The goal of the ALICE Drill is for students and staff to prepare and evacuate the building efficiently in case of a school shooting, Director of Security John White said.

“School safety and active shooter stuff is constantly evolving,” White said. “When I started just seven years ago, we didn’t lock any doors. We’ve moved from being completely open and not doing any intruder drills to completely locking the doors and doing intruder drills.”

“When I started doing just the drill with students involved, there was a little bit of push back from some parents who didn’t think it was a very great idea. I think you’d be surprised to how many “no’s” there were.”
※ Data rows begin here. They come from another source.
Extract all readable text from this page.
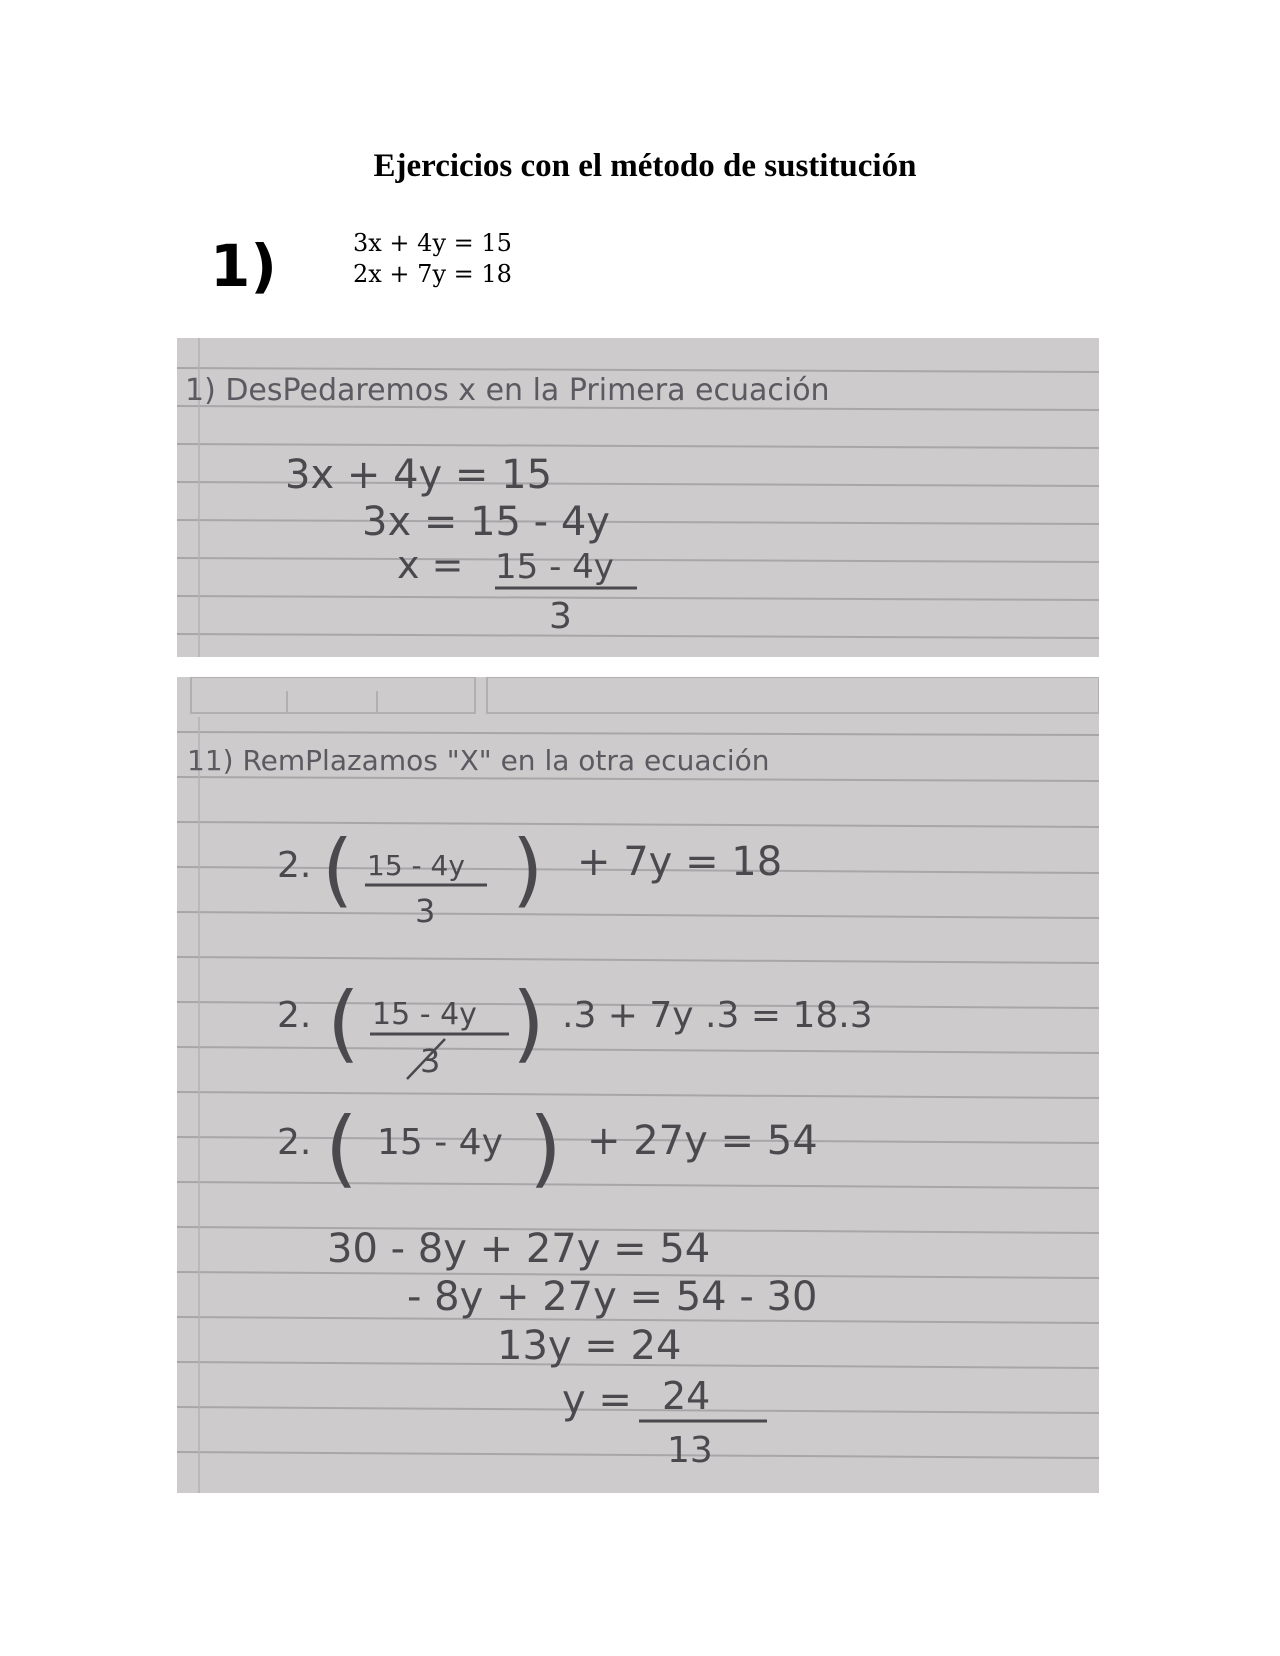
Ejercicios con el método de sustitución
1)	3x + 4y = 15
2x + 7y = 18
1) DesPedaremos x en la Primera ecuación
3x + 4y = 15
3x = 15 - 4y
x = 15 - 4y
3
11) RemPlazamos "X" en la otra ecuación
2. ( 15 - 4y
3 ) + 7y = 18
2. ( 15 - 4y
3 ) .3 + 7y .3 = 18.3
2. ( 15 - 4y ) + 27y = 54
30 - 8y + 27y = 54
- 8y + 27y = 54 - 30
13y = 24
y = 24
13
Director of Security John White

White said overall students at RBHS are improving in drills, especially after facing it for many years at CPS; however, he also said there is always room for improvement. If it is impossible to leave the classroom, barricading the doors is paramount to slow the intruder and give students more time to prepare, and if necessary, arm themselves, White said. Additionally, student should be more discreet when escaping the building to not attract any unwanted attention.

The day of the drill

Just past 9 a.m, all instruction, classwork and side talk cleared. United States History teacher Kimberly Thielen-Metcalf motioned toward the doors in a frenzy and said, “We go.”

Without question or hesitation, students left their belongings and funneled towards the doors into a jammed hallway. Above the chatter of students, staff tiptoed and waved above the crowds to tell students to use other, less congested, exits.
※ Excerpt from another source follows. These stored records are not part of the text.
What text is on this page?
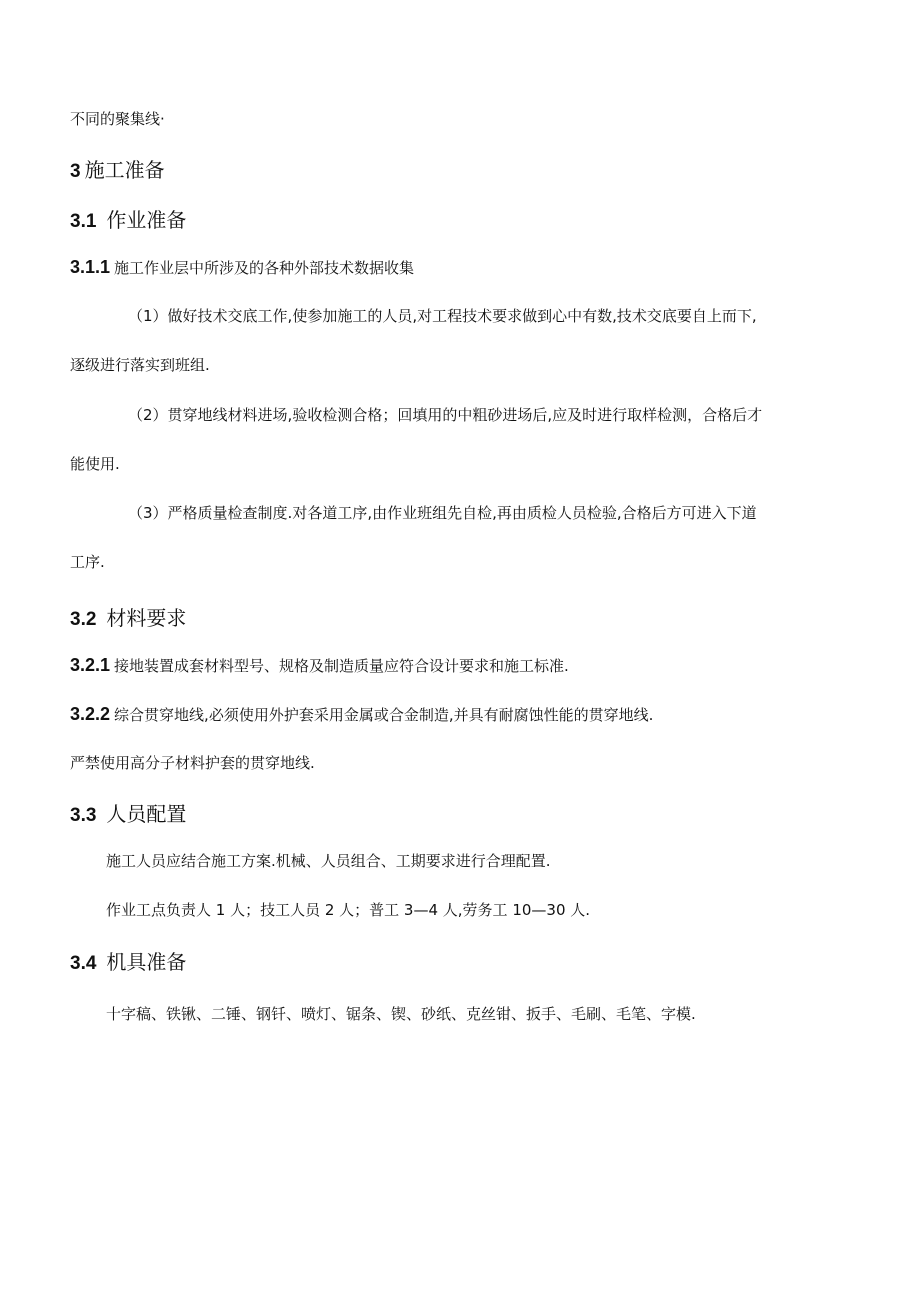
不同的聚集线·
3 施工准备
3.1 作业准备
3.1.1 施工作业层中所涉及的各种外部技术数据收集
（1）做好技术交底工作,使参加施工的人员,对工程技术要求做到心中有数,技术交底要自上而下,
逐级进行落实到班组.
（2）贯穿地线材料进场,验收检测合格；回填用的中粗砂进场后,应及时进行取样检测，合格后才
能使用.
（3）严格质量检查制度.对各道工序,由作业班组先自检,再由质检人员检验,合格后方可进入下道
工序.
3.2 材料要求
3.2.1 接地装置成套材料型号、规格及制造质量应符合设计要求和施工标准.
3.2.2 综合贯穿地线,必须使用外护套采用金属或合金制造,并具有耐腐蚀性能的贯穿地线.
严禁使用高分子材料护套的贯穿地线.
3.3 人员配置
施工人员应结合施工方案.机械、人员组合、工期要求进行合理配置.
作业工点负责人 1 人；技工人员 2 人；普工 3—4 人,劳务工 10—30 人.
3.4 机具准备
十字稿、铁锹、二锤、钢钎、喷灯、锯条、锲、砂纸、克丝钳、扳手、毛刷、毛笔、字模.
For sophomore Meaghan Cone, the drill was “a little nerve wracking,” and while she usually doesn’t take drills seriously, she felt inclined to actively participate.

“With the numerous shootings happening in the schools around the nation today, the fear has found a way to creep in,” Cone said.

Senior Carter Foust, however, experienced a different attitude from his peers and believes staff should try to enhance the drill by making it more realistic.

“While running down the hallway, I saw people walk and on their phones and didn’t even care,” Foust said. “Part of me thinks that it would be helpful if they fired blanks like they did with the teachers because it would actually make people want to prepare for it.”

What do blank shots sound like around the school?

Director of Security John White fired blanks shots in Chemistry Hallway, adjacent to the Journalism room (328)

East exterior entrance, near room 208, across the school of Journalism room

Art Hallway, directly across the Journalism room

During a teacher workday, Sept. 24, a staff only shooter drill took place where blanks were fired at different locations around to school. The purpose of the blanks was to inform teachers how gunfire might sound like White said.

Chemistry teacher Sarah Laster said she was startled at the loud pop she heard when the blank was fired near her classroom. Growing up on a farm, Laster heard gunfire before; however, she felt the noise was more pronounced because of the ricochets from walls. Besides the noise,  Laster said the smell and sight of smoke was unexpectedly distinct and conspicuous to her as well.

After the practice, all teachers and staff gathered in the Main Gym where they discussed their experience as well as asked further questions to White.

“I know that there are people who will disagree with me, but I really think we should consider doing this very exercise with kids in the building,” Physics teacher Malcolm Smith said. “I think they need to hear this.”

Smith’s comment was met with nodding heads from other faculty; however, White said he doesn’t think it’s possible.

“When I started doing just the drill with students involved, there was a little bit of push back from some parents who didn’t think it was a very great idea,” White said. “ I think you’d be surprised to how many “no’s” there were.”

Although Foust understands there would be opposition, he said it’s still worth it to try because of the unstopping shooter count in schools.

“I understand some people think it’s scary and that it would give them a bunch of anxiety,” Foust said,” but in a real [active shooter] situation, you would have all of that anxiety.”